Let's create the gateway in its own folder. At the root, next to the trails and lifts folder, we'll create a folder called gateway and install the necessary dependencies:

cd ..
mkdir gateway
cd gateway
npm init -y
npm install @apollo/gateway apollo-server graphql nodemon

Then we'll create an index.js and build the gateway here. First, require ApolloServer and ApolloGateway from the appropriate packages:

const { ApolloServer } = require('apollo-server');
const { ApolloGateway } = require('@apollo/gateway');

Then we'll create a list of all of the services that we want to make available on the gateway: lifts and trails:

const gateway = new ApolloGateway({
serviceList: [
{ name: 'lifts', url: 'http://localhost:4001' },
{ name: 'trails', url: 'http://localhost:4002' }
]
});

Next we'll want to load the gateway and create a new Apollo Server that will run on port 4000:

(async () => {
const { schema, executor } = await gateway.load();

const server = new ApolloServer({ schema, executor });

server.listen(4000).then(({ url }) => {
console.log(`🎿 Snowtooth Gateway available at ${url}`);
});
})();

This immediately invoked function will start the server as soon as the file is run. Before we start the file, we can create an npm start script in the package.json to run nodemon everytime things change in the file:

  "scripts": {
"start": "nodemon ."
}

With the gateway set up, make sure that both your trails and lifts services are running. Then start the gateway with npm start and open up localhost:4000 to see the gateway's GraphQL Playground running. Now we can access all of the trail and lift data at this single route and can query all available fields:

query {
allLifts {
name
status
}
allTrails {
name
status
}
}

This is very exciting. All of the data we want to be able to access is at one place, but we've pulled it all together from two separate APIs. Next, we want to connect the data types.

We need to adjust the Trail type in the Trail API and convert the Trail from a type to an entity. An entity is a type that can be extended into another service. In trails/index.js, make the Trail an entity:

type Trail @key(fields: "id") {
id: ID!
name: String!
status: TrailStatus!
difficulty: Difficulty!
groomed: Boolean!
trees: Boolean!
night: Boolean!
}

The @key directive will be used in order for other services to be able to reference or extend that type.

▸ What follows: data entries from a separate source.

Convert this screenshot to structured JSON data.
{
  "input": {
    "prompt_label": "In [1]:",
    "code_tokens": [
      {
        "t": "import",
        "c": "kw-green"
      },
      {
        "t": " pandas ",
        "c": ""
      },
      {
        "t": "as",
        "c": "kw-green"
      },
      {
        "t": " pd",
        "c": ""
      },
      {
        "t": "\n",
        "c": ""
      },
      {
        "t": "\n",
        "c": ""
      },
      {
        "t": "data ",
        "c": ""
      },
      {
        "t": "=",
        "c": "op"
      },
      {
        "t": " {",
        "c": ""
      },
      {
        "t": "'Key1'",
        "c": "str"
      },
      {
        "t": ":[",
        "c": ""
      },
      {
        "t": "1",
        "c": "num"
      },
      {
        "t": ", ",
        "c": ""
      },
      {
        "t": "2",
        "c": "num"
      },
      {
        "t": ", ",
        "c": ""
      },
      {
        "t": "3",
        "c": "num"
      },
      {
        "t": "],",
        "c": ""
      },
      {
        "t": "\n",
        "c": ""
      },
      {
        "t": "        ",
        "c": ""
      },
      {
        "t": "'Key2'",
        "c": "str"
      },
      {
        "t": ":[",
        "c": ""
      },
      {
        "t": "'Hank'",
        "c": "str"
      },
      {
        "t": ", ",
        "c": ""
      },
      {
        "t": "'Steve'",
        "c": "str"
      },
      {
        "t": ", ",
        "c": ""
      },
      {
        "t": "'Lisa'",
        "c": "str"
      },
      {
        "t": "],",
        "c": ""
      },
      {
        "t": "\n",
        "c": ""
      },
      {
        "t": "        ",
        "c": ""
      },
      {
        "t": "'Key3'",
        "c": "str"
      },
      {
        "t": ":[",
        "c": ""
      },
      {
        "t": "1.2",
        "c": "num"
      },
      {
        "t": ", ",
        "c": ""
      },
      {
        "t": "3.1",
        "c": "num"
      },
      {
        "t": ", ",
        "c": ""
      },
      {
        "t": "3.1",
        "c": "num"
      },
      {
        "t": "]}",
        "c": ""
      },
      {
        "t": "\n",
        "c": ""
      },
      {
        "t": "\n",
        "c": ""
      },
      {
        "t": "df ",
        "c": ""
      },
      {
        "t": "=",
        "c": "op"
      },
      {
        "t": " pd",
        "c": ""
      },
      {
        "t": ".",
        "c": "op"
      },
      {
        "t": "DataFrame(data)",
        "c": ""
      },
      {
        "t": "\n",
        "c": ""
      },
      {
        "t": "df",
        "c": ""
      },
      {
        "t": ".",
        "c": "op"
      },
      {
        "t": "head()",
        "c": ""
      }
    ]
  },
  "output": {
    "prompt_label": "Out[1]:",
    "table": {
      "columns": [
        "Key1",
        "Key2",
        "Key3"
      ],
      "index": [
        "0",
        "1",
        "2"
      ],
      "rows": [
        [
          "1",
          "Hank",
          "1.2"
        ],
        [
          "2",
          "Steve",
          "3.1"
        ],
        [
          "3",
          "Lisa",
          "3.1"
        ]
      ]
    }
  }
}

The Trail type should have a field called liftAccess to return all of the lifts that take you to a trail. Though it might feel tempting to add liftAccess to the Trail type in the trails/index.js file, anything related to lifts should be on the Lift API, so we'll adjust lifts/index.js. In the schema, we'll extend the trail type:

extend type Trail @key(fields: "id") {
id: ID! @external
liftAccess: [Lift!]!
}

The extend keyword means that the Trail is an entity that's defined in a different service. The id field will be used to identify the type on the external service, marked with the @external directive. Think of the id as the lookup for the appropriate value.

To make this work, we'll need to write a resolver in the lifts resolvers. This is a trivial resolver to find the data based on the trail's id:

Trail: {
liftAccess: trail => lifts.filter(lift => lift.trails.includes(trail.id));
}

Now you should be able to send a query for all of the lifts that take you to the trails:

query {
allTrails {
id
name
liftAccess {
id
name
status
}
}
}

The finished version of this app lives at the complete branch of the project if you'd like to check it out!

Apollo Federation is a fantastic way to scale out your GraphQL projects and your GraphQL teams. Companies large and small are making big bets on Apollo Federation, and since it's based on a spec, you can use it with JavaScript or your favorite programming language.